Él había enviado un coche para buscarla. Era la primera vez que alguien hacía algo parecido por Inger Johanne Vik. Ella se había sentido incómoda, le había rogado que no se tomase esa molestia, que había Metro, que podía ir en taxi. De ninguna manera, había insistido Stubø, y le mandó un Volvo, un coche anónimo, azul marino, con un joven al volante.

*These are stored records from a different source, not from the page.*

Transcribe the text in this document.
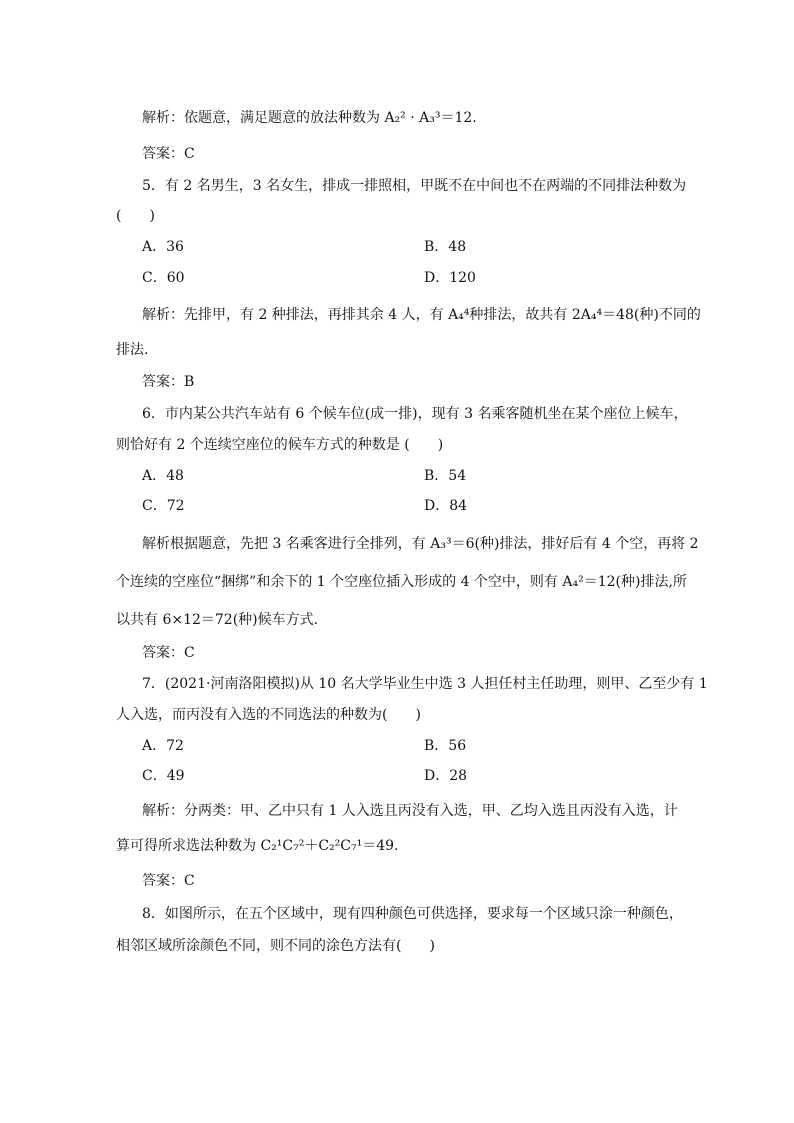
解析：依题意，满足题意的放法种数为 A₂² · A₃³＝12.
答案：C
5．有 2 名男生，3 名女生，排成一排照相，甲既不在中间也不在两端的不同排法种数为
(　　)
A．36	B．48
C．60	D．120
解析：先排甲，有 2 种排法，再排其余 4 人，有 A₄⁴种排法，故共有 2A₄⁴＝48(种)不同的
排法.
答案：B
6．市内某公共汽车站有 6 个候车位(成一排)，现有 3 名乘客随机坐在某个座位上候车，
则恰好有 2 个连续空座位的候车方式的种数是 (　　)
A．48	B．54
C．72	D．84
解析根据题意，先把 3 名乘客进行全排列，有 A₃³＝6(种)排法，排好后有 4 个空，再将 2
个连续的空座位“捆绑”和余下的 1 个空座位插入形成的 4 个空中，则有 A₄²＝12(种)排法,所
以共有 6×12＝72(种)候车方式.
答案：C
7．(2021·河南洛阳模拟)从 10 名大学毕业生中选 3 人担任村主任助理，则甲、乙至少有 1
人入选，而丙没有入选的不同选法的种数为(　　)
A．72	B．56
C．49	D．28
解析：分两类：甲、乙中只有 1 人入选且丙没有入选，甲、乙均入选且丙没有入选，计
算可得所求选法种数为 C₂¹C₇²＋C₂²C₇¹＝49.
答案：C
8．如图所示，在五个区域中，现有四种颜色可供选择，要求每一个区域只涂一种颜色，
相邻区域所涂颜色不同，则不同的涂色方法有(　　)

– Esto parece el servicio secreto -comentó ella con una sonrisa tensa cuando le estrechó la mano a Stubø-. Un Volvo azul marino y un chófer mudo con gafas de sol.

La risa del hombre era tan contundente como la garganta de la que provenía. Tenía los dientes blancos, regulares, con un brillo de oro en una muela del lado derecho.

– No se preocupe por Oskar. Aún tiene mucho que aprender.

Un ligero olor a puro flotaba en el ambiente. Sin embargo, no había un solo cenicero en el despacho. El escritorio era anormalmente grande. En un extremo había una pila de carpetas bien ordenadas, en el otro un ordenador apagado. Detrás de la silla en la que estaba sentado Stubø, colgaban en la pared un mapa de Noruega, una placa del FBI y una gran fotografía de un caballo marrón, tomada en verano en un prado de flores silvestres. El caballo, con la mirada fija en el objetivo de la cámara, había sacudido la cabeza en el momento del disparo, de manera que la crin formaba una aureola en torno a su cabeza.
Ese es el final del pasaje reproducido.